O número de mulheres que procuram por auxílio após sofrerem agressões físicas e violência sexual em Montes Claros, no Norte de Minas, teve aumento nos dois primeiros meses deste ano. O Serviço de Assistência às Vítimas de Violência Física e Sexual, que funciona no Hospital Universitário Clemente de Faria (HUCF), atendeu 40 casos em janeiro e fevereiro (20 em cada mês) deste ano, o que corresponde a 24% do total de 167 vítimas atendidas durante todo ano de 2018.
A socióloga e pesquisadora Theresa Raquel Martinez, do Grupo de Pesquisa “Gênero e Violência” da Unimontes e que na atua no ambulatório especializado do HUCF, ressalta que os dados dos primeiros dois meses de 2019 mostram o recebimento de um caso de mulheres em situação de violência física e sexual a cada dois dias. “Mas, a nossa percepção enquanto pesquisadora e referência nesse serviço é que, na verdade, não houve aumento dos casos de violência. O que houve foi aumento das denúncias, da procura e do acesso (do serviço de atendimento às vítimas)”, afirma Theresa Martinez.
Segundo ela, o crescimento das denúncias e procura de auxilio por parte das vítimas é influenciado pela divulgação pela mídia e pelas redes sociais. “No nosso entendimento, essa violência (contra as mulheres) sempre existiu. É claro que em alguns períodos do ano ela se torna mais frequente, como em épocas de festas e de férias, mas o que houve mesmo foi um aumento da procura pelo serviço”, assegura a pesquisadora.
A especialista ressalta que as mulheres passaram a procurar mais o atendimento público porque estão mais conscientes dos seus direitos. Ela enfatiza que “99,9%” dos agressores são homens. “Isso demonstra a violência tem um perfil machista e patriarcal. Mesmo quando as vítimas são meninos, os agressores também são homens”, comenta.

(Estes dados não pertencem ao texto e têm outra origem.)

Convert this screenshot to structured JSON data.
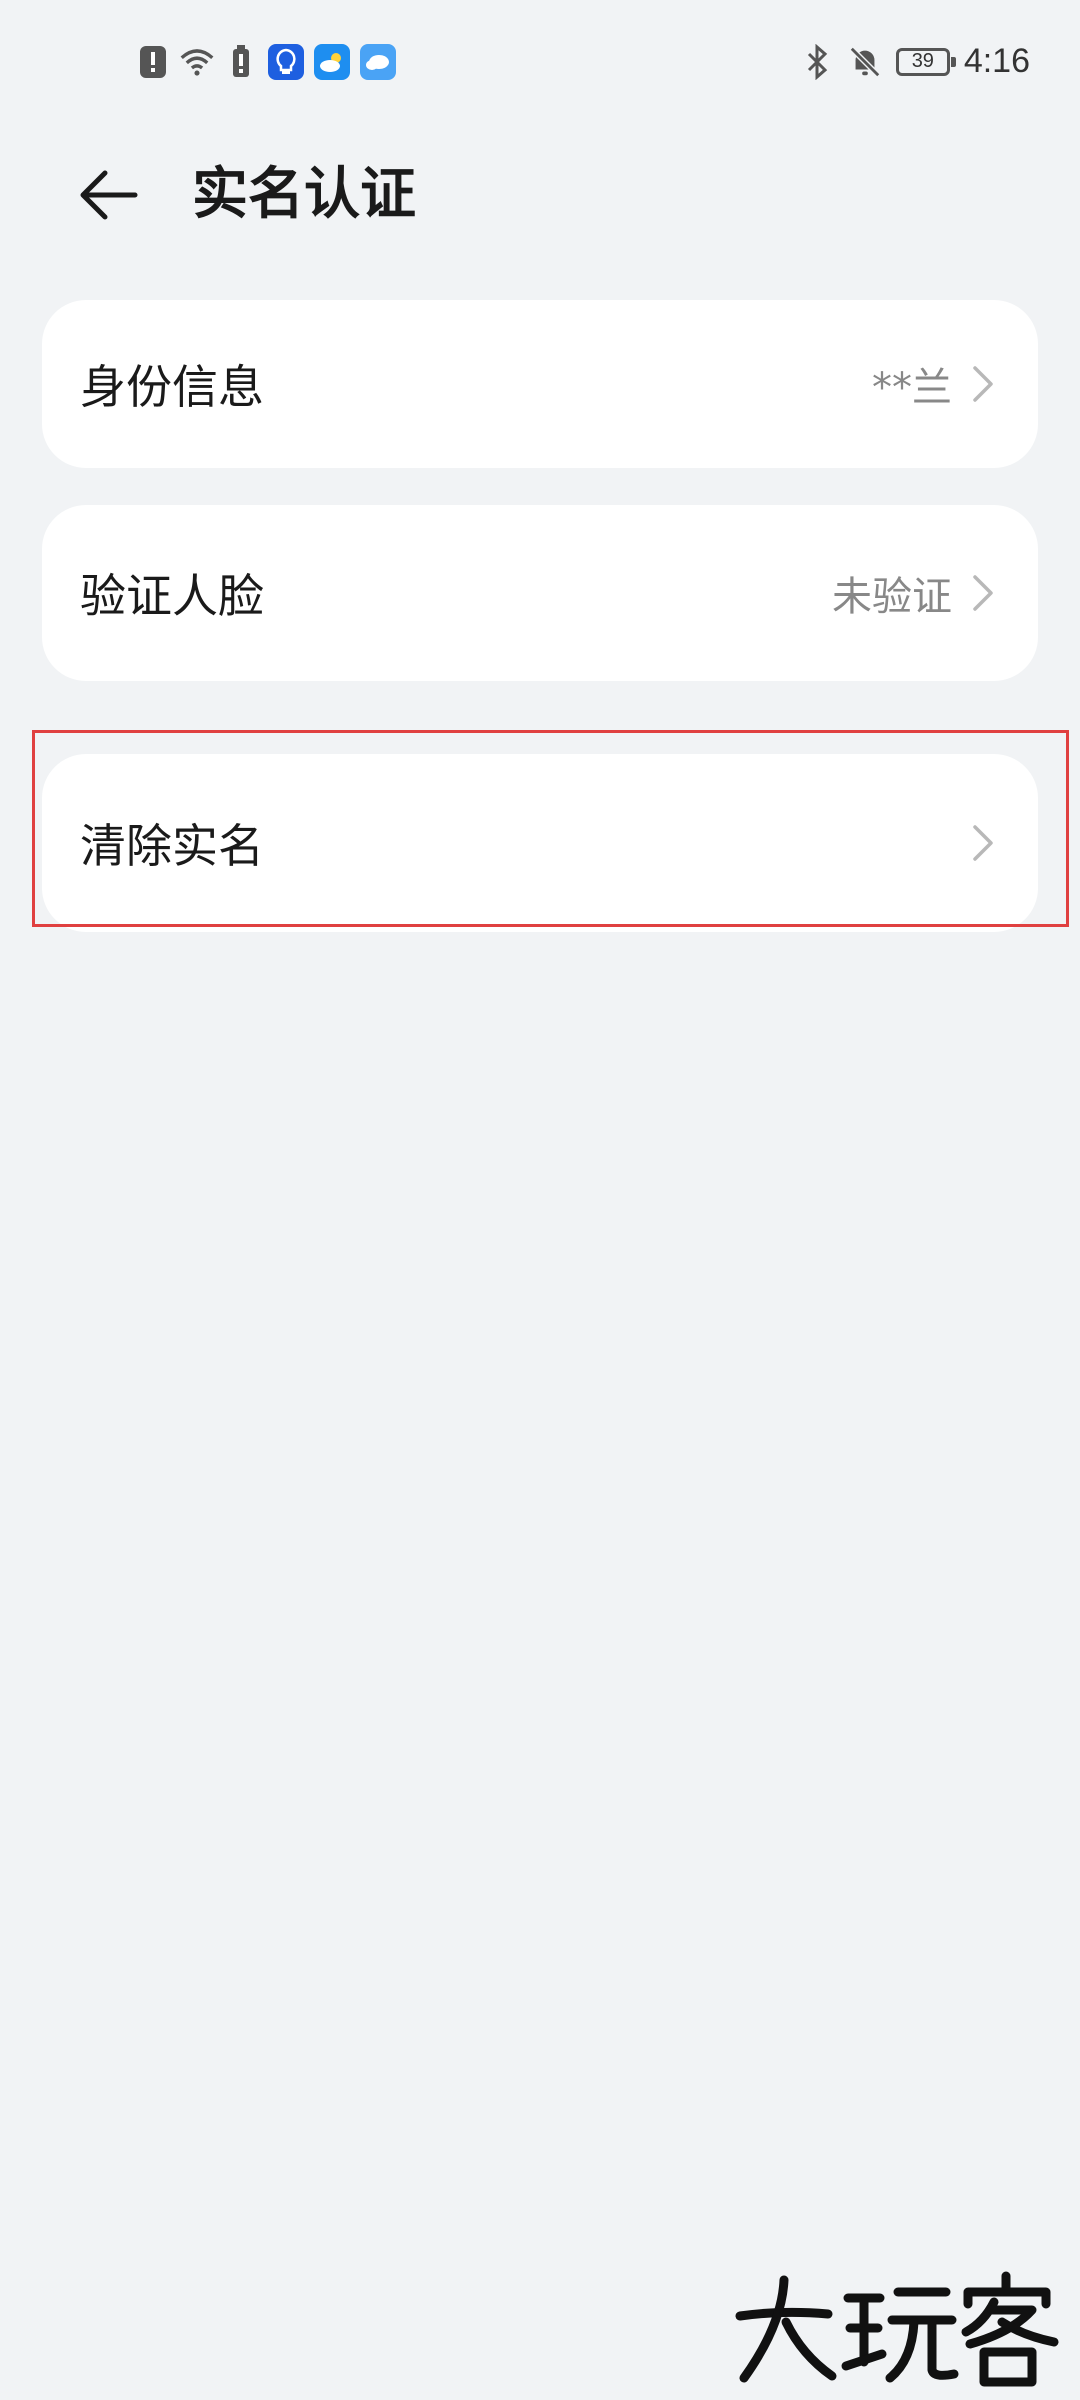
{
  "status_bar": {
    "time": "4:16",
    "battery_level": "39",
    "left_icons": [
      "alert-icon",
      "wifi-icon",
      "battery-saver-icon",
      "lightbulb-app-icon",
      "weather-app-icon",
      "cloud-app-icon"
    ],
    "right_icons": [
      "bluetooth-icon",
      "mute-icon",
      "battery-icon"
    ]
  },
  "header": {
    "title": "实名认证",
    "back_icon": "back-arrow-icon"
  },
  "items": [
    {
      "label": "身份信息",
      "value": "**兰"
    },
    {
      "label": "验证人脸",
      "value": "未验证"
    },
    {
      "label": "清除实名",
      "value": ""
    }
  ],
  "watermark": {
    "text": "大玩客"
  },
  "colors": {
    "background": "#f1f3f5",
    "card": "#ffffff",
    "highlight": "#e04040",
    "secondary_text": "#888888"
  }
}
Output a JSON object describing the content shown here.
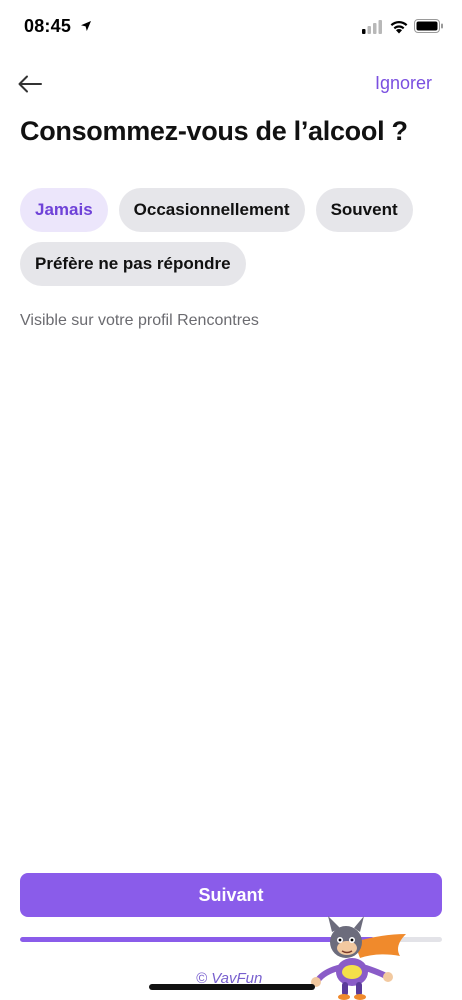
{
  "status_bar": {
    "time": "08:45",
    "icons": [
      "location-arrow-icon",
      "cell-signal-icon",
      "wifi-icon",
      "battery-icon"
    ]
  },
  "header": {
    "back_icon": "arrow-left-icon",
    "skip_label": "Ignorer"
  },
  "title": "Consommez-vous de l’alcool ?",
  "options": [
    {
      "label": "Jamais",
      "selected": true
    },
    {
      "label": "Occasionnellement",
      "selected": false
    },
    {
      "label": "Souvent",
      "selected": false
    },
    {
      "label": "Préfère ne pas répondre",
      "selected": false
    }
  ],
  "helper_text": "Visible sur votre profil Rencontres",
  "footer": {
    "next_label": "Suivant",
    "progress_percent": 84
  },
  "watermark": {
    "text": "© VavFun"
  },
  "colors": {
    "accent": "#8a5cea",
    "accent_text": "#7a4fe0",
    "chip_bg": "#e6e6ea",
    "chip_selected_bg": "#ece6fb"
  }
}
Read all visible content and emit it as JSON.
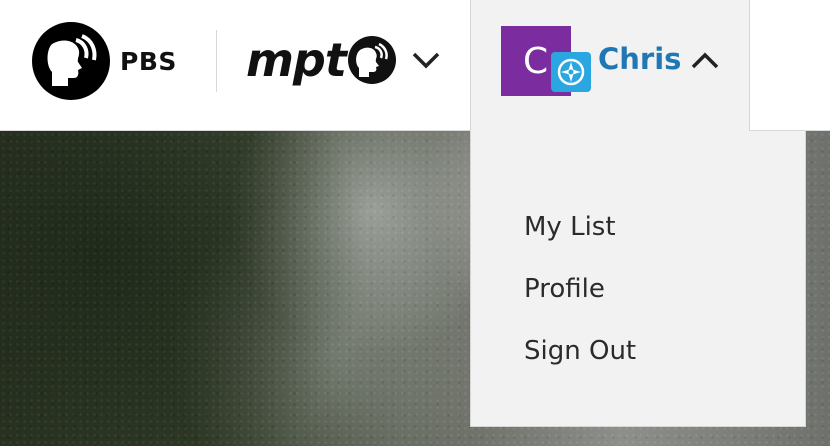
{
  "brand": {
    "logo_text": "PBS",
    "icon": "pbs-heads-icon"
  },
  "station": {
    "name": "mpt",
    "icon": "mpt-pbs-heads-icon",
    "toggle_icon": "chevron-down-icon"
  },
  "user": {
    "avatar_initial": "C",
    "name": "Chris",
    "badge_icon": "passport-compass-icon",
    "toggle_icon": "chevron-up-icon",
    "avatar_color": "#7b2d9f",
    "name_color": "#1f77b4"
  },
  "dropdown": {
    "items": [
      {
        "label": "My List"
      },
      {
        "label": "Profile"
      },
      {
        "label": "Sign Out"
      }
    ]
  }
}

As vítimas de violência física e abusos sexuais estão distribuídas em todas as classes sociais, mas as mulheres das categorias mais baixas são as que mais sofrem. “A violência é multicausal e atinge todas as classes sociais de forma distinta. Porém, a gente sabe que a maioria das mulheres que nos procura pertence à classe social menos favorecida”, observa Thereza Martinez. Ela lembra ainda que o perfil das vítimas é bem variado, incluindo universitárias, profissionais do sexo e integrantes da comunidade LGBT.
Ciclo de violência
A socióloga e pesquisadora da Unimontes salienta que para aumentar a assistência às vítimas e combater a violência doméstica, é preciso que as mulheres denunciem seus agressores. Por outro lado, ressalta ainda falta uma estrutura de apoio às vítimas por parte do Poder Público.“Do ponto de vista legal, processual e social, é imprescindível que a vítima denuncie o agressor. Só que esse ciclo de violência demora para ser rompido. É muito fácil pra gente sugerir para que um agressor seja preso ou que a mulher saia desse ciclo. Mas, a gente sabe que o Estado não tem um aparato para proteger a mulher (agredida e que denuncia o caso) o tempo todo”, avalia Martinez, lembrando que, após a denúncia, o processo para punição do agressor –“seja ele conhecido ou não” demora anos.
“De forma geral, o ideal é que a mulher saia do ciclo de violência”, diz a pesquisadora. “Para isso é preciso o suporte e o apoio a partir da parceria dos órgãos públicos que trabalham com a questão para que as mulheres se sintam minimamente acolhidas e seguras para tomar a decisão (de fazer a denúncia)”, acentua.
A socióloga salienta ainda que estudos mostram que, mesmo quando os casos são denunciados, o ciclo de violência doméstica enfrentada pelas mulheres demora de sete a 10 anos. “Então, as mulheres ficam de sete a 10 anos sofrendo até que consigam falar se liberar dos seus agressores”, constata Theresa Martinez.